Selain itu, Habiburokhman memandang perlu agar PPATK kemudian membuka blokir tersebut. Menurutnya, rekening-rekening yang dibekukan tersebut menyangkut kebutuhan pribadi orang-orang tersebut.
"Saya pikir bijak kalau memang enggak ada ini sudah berapa bulan ya enggak ada masalah ya dibuka saja, karena itu rekening-rekening pribadi yang menyangkut kebutuhan pribadi orang-orang tersebut. Kasihan sekali sama seperti kita, misalnya dana kita hanya ada di rekening terebut malah dibekukan tentu kesulitan dalam memenuhi kebutuhan," ucapnya.
Kepala PPPATK Dian Ediana Rae menjelaskan alasan kenapa lembaganya menyampaikan langkah pemblokiran 92 rekening yang terafiliasi dengan FPI kepada publik. Menurut dia, langkah tersebut dilakukan untuk mengedukasi dan meluruskan informasi yang sudah beredar luas di media sosial sehingga perlu diluruskan agar tidak terjadi kesimpangsiuran informasi.
"Memblokir rekening terorisme dan tindak kejahatan lain biasa dilakukan namun tidak ada reaksi dari yang diblokir namun ini (kasus 92 rekening FPI) di-blow up di media sosial sehingga menimbulkan kebingungan sehingga kami jelaskan apa yang terjadi," kata Dian Ediana.
Dian mengatakan, PPATK tidak pernah menguraikan terkait substansi dalam kasus tersebut, seperti jumlah uang dan tujuan transfer dari 92 rekening tersebut saat disampaikan kepada publik.
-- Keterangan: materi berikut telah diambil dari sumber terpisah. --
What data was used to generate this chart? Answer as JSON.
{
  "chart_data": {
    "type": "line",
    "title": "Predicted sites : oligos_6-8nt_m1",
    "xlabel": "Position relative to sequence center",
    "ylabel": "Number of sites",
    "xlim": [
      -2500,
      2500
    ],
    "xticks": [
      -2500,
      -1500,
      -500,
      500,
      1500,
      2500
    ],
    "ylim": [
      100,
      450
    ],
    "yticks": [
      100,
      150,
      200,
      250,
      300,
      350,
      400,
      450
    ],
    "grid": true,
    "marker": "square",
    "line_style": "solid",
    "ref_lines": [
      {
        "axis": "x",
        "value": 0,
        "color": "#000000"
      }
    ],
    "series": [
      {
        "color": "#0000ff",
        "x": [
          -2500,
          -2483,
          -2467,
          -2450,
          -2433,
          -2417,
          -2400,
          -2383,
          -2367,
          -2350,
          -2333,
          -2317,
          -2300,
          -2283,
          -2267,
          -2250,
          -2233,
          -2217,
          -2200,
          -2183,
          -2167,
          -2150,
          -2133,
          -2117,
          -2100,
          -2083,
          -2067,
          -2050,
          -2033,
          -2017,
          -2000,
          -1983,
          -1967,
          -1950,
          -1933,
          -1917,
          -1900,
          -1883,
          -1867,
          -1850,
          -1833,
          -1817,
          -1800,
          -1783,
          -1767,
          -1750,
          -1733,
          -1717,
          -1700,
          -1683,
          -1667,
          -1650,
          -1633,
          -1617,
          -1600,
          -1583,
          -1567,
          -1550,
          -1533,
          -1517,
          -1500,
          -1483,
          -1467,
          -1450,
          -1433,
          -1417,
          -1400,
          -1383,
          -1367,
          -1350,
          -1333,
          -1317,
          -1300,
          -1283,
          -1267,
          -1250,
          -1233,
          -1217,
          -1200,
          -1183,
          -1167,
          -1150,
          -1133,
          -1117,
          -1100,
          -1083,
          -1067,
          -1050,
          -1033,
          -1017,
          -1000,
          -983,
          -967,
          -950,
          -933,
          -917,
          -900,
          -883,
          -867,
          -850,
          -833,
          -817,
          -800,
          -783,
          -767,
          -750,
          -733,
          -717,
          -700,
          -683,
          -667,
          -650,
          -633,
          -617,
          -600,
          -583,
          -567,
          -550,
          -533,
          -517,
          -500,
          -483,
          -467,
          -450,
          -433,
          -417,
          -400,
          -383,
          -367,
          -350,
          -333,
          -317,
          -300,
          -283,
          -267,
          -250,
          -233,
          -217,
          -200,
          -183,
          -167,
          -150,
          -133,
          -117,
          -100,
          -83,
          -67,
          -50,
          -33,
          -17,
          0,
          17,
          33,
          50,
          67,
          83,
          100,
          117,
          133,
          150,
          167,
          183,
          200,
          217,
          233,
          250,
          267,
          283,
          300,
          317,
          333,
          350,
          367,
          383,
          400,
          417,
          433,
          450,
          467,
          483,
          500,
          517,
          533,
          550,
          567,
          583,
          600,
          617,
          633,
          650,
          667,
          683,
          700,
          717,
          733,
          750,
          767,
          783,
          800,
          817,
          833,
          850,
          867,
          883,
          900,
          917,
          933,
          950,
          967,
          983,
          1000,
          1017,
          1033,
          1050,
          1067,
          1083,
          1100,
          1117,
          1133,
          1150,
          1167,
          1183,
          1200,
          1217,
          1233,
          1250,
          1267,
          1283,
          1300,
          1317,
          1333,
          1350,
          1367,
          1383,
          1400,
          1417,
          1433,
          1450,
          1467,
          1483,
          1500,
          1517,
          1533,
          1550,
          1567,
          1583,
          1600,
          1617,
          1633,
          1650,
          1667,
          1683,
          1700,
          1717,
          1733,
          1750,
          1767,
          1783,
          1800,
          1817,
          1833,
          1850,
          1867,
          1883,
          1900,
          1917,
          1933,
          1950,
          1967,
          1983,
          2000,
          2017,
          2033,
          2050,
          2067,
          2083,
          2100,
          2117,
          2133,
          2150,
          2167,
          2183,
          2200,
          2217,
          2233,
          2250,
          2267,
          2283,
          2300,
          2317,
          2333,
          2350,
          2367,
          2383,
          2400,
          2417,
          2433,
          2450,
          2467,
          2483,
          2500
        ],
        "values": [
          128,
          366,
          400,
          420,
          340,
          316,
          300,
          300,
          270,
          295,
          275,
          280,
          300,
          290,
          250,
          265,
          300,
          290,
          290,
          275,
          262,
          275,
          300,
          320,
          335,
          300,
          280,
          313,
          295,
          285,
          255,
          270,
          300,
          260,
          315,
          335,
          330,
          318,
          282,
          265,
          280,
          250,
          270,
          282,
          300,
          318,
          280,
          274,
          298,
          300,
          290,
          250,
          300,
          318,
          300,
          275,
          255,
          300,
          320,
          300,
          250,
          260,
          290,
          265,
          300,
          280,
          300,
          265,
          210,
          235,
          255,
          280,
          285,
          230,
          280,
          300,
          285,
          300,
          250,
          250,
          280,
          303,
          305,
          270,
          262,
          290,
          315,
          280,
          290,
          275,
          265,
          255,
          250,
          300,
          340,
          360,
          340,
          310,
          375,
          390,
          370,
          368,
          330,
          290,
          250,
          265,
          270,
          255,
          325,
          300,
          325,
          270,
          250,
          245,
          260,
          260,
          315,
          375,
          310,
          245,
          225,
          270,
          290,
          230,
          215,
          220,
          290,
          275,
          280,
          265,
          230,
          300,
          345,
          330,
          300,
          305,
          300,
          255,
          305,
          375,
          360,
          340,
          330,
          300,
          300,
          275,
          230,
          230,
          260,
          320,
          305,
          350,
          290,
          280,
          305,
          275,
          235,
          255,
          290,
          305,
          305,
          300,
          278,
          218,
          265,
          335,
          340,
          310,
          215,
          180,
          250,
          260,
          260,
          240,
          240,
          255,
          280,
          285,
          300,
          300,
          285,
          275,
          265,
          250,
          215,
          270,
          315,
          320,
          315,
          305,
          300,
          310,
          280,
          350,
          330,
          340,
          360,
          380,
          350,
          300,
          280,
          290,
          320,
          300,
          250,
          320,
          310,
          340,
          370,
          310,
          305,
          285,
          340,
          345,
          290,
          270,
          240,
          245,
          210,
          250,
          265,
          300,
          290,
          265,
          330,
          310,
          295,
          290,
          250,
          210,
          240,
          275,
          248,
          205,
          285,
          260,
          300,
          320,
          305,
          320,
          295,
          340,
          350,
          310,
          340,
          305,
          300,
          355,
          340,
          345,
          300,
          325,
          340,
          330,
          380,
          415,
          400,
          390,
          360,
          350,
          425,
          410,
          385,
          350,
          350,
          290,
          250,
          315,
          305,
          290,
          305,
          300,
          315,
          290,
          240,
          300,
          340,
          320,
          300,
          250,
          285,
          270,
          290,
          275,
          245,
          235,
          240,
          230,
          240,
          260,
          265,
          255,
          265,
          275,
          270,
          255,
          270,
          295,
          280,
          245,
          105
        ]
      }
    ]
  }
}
Menurutnya, PPATK hanya menyampaikan nomor rekening saja tanpa menyampaikan informasi rinci.
"PPATK tidak sedikit pun menguraikan substansinya, yang kami sampaikan hanya angka rekening, tapi tidak pernah disampaikan terkait berapa jumlah uang, kepada siapa mentransfer," ujarnya.
Menurut dia, PPATK melakukan analisis transaksi keuangan berdasarkan UU nomor 8 tahun 2010 tentang Tindak Pidana Pencucian Uang dan UU nomor 9 tahun 2013 tentang Pencegahan dan Pemberantasan Tindak Pidana Pendanaan Terorisme. Dian mengatakan, berdasarkan kedua UU tersebut memberikan kewenangan kepada PPATK untuk penangguhan transaksi maksimal 20 hari sehingga saat ini seluruh proses sudah berpindah ke pihak kepolisian untuk menyelidiki lebih lanjut apakah mengandung tindak pidana atau tidak.
"Jadi semenjak itu kami tidak lagi memberikan informasi apa pun bahkan permintaan sangat banyak mengenai status rekening seperti apa," katanya.